There are a lot of ways to go wrong when you’re driving in a new country, but a few ways of making things a lot easier for yourself. It’s a no-brainer to take some small steps before travelling to make the whole thing a lot better once you arrive. The first thing you can do is know your foreign road signs, and learn some road markings too. In addition you’ll want to brush up on basic driving rules. It might seem like enough to know which side of the road to drive on, but once you get to your first junction you’ll find yourself panicking if you don’t know the guidelines for sure.

Be aware that most accidents occur within the first hour of your arriving in the new country. This is because people are fatigued, and overwhelmed by the combination of new rules and practices, as well as possibly a new car to get to grips with.
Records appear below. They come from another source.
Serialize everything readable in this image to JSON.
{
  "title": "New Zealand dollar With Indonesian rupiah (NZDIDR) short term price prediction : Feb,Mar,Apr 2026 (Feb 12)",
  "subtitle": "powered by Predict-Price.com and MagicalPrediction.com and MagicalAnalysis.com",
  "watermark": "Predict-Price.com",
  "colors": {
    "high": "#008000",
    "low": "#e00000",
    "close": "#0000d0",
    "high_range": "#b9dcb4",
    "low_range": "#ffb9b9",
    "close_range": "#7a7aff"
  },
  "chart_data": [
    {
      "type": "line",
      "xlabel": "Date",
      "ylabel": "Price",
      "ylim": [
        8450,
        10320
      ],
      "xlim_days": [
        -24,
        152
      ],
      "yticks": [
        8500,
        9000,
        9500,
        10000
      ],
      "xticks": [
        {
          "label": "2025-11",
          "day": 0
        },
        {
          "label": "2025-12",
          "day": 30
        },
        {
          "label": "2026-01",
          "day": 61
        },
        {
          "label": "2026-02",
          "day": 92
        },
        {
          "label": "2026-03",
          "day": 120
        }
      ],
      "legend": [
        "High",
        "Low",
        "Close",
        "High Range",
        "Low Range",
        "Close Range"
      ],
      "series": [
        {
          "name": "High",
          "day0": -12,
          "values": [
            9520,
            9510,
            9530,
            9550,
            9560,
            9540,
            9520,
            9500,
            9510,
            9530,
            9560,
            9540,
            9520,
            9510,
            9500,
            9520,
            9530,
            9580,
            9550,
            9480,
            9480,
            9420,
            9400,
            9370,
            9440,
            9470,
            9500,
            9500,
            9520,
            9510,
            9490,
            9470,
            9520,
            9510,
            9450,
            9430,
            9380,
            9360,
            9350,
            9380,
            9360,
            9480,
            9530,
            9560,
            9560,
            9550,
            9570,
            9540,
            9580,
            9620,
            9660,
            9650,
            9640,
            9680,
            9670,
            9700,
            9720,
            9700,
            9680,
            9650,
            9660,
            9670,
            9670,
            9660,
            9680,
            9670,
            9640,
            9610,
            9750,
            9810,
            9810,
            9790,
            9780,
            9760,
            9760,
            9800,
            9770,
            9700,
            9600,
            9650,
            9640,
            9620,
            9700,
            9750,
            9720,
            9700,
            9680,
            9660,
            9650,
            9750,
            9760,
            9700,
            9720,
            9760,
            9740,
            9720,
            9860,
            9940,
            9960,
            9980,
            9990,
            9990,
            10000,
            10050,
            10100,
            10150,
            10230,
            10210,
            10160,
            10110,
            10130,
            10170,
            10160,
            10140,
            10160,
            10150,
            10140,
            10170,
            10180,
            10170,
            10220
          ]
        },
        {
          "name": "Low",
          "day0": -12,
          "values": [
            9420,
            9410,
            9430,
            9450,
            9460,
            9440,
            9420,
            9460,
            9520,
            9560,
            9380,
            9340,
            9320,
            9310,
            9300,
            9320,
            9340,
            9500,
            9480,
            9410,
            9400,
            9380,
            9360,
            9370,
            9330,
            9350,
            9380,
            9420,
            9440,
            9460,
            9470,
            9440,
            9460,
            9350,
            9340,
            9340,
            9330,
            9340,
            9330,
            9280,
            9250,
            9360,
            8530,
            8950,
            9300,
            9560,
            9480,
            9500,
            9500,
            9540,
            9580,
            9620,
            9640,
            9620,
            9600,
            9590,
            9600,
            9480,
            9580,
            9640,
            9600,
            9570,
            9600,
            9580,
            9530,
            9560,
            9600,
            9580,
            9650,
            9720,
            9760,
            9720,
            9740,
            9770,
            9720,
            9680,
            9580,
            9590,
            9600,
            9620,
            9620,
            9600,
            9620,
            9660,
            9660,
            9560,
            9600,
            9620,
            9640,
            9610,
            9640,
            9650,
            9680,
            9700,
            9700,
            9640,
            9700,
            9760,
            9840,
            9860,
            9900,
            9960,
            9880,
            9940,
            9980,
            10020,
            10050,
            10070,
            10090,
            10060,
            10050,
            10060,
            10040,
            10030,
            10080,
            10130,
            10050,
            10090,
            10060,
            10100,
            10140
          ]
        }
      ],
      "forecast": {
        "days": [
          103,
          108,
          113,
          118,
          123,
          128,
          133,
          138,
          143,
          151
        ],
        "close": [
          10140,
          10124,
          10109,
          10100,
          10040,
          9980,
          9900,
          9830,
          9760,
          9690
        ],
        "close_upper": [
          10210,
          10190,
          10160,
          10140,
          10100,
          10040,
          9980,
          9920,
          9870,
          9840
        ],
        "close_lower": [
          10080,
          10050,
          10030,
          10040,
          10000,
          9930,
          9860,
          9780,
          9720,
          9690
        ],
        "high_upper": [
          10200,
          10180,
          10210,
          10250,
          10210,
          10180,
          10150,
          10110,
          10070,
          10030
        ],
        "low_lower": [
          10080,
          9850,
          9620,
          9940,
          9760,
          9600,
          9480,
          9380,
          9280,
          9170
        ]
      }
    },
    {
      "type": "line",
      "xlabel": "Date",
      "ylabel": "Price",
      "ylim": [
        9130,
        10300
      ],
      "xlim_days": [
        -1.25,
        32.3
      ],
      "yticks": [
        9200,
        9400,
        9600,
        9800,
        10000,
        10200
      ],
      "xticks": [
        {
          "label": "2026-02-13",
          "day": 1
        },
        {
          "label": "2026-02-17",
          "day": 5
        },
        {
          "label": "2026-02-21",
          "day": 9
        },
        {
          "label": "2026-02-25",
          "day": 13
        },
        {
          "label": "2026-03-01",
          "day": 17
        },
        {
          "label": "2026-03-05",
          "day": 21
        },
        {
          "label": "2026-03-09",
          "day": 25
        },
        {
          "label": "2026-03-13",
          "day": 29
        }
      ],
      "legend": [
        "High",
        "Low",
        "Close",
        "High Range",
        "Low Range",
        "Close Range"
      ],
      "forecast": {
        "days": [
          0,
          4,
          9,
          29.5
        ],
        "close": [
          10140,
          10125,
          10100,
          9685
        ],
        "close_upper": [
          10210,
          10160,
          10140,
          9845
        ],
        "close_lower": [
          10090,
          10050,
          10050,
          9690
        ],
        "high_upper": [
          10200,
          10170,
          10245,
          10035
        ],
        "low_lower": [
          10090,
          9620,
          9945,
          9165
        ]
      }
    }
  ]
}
Give yourself a few moments to get used to the vehicle, adjusting your seat positioning and familiarising yourself with the controls before heading out on the road. If you rush things it can be disastrous.

A good journey plan is half the battle once you’re out on the open road. With so many tools available these days there really is no reason to go astray. You can get apps for your smartphones to tell you where to turn, as well as the usual GPS and map book devices that are tried and tested. Don’t just trust in technology though – know the route from memory as best you can.

Ask yourself honestly if you’re giving yourself enough time to rest and get out of the car between travel. There are too many instances of people getting into trouble because they drive through the night to get from one place to the next. You should take your time and relax.

You might also consider learning enough of the language to get by as a driver. As a minimum you should know the number for the emergency services, and how to report a problem.